What’s your go-to prayer?
I have an ecumenical view of religion but having been brought up in the Church of England, my go-to prayer would be the Lord’s Prayer.
It’s your turn to cook. What’s your speciality?
I enjoy cooking simple, hearty and preferably wild food. So on the Inca Trail, if a young alpaca or even a lama were available, I would adapt my shepherd’s pie. There would probably be plenty of guinea pigs up there and they are delicious too.
What’s the singalong to keep everyone’s spirits up?
I’ve always thought Scottish ballads work very well around the campfire, songs like A Scottish Soldier or Over the Sea to Skye, even Flower of Scotland. But if it were to be just one song, it would have to be The Proclaimers’ I’m Gonna Be (500 Miles).
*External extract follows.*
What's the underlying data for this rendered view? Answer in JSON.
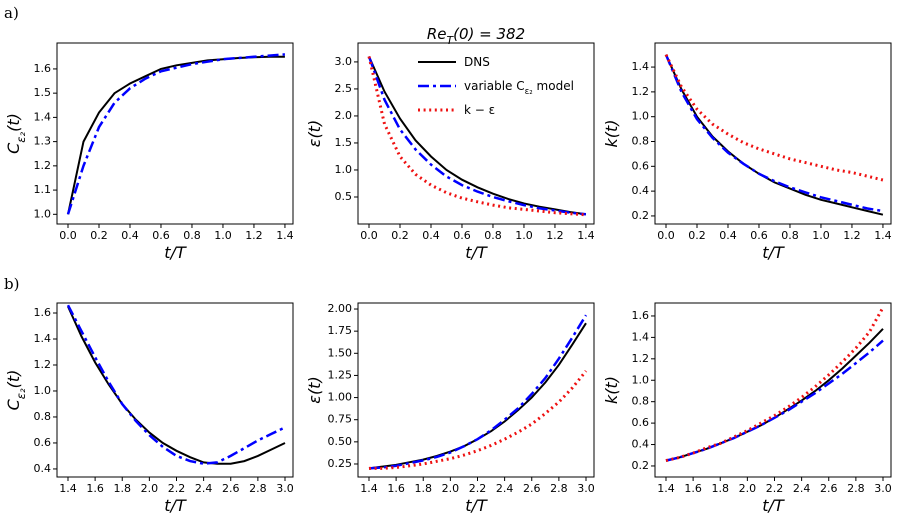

You’re allowed one luxury in your bag. What is it?
You get very smelly hiking along these trails – which I’m perfectly comfortable with, but as an allowance to my fellow pilgrims, I would pack a bottle of citrus cologne. I could name a brand but I don’t want to give out free advertising!
What would you most miss about ordinary life?
If I can’t bring family members along, then the company of my wife – we recently had our 30th wedding anniversary – and my three children.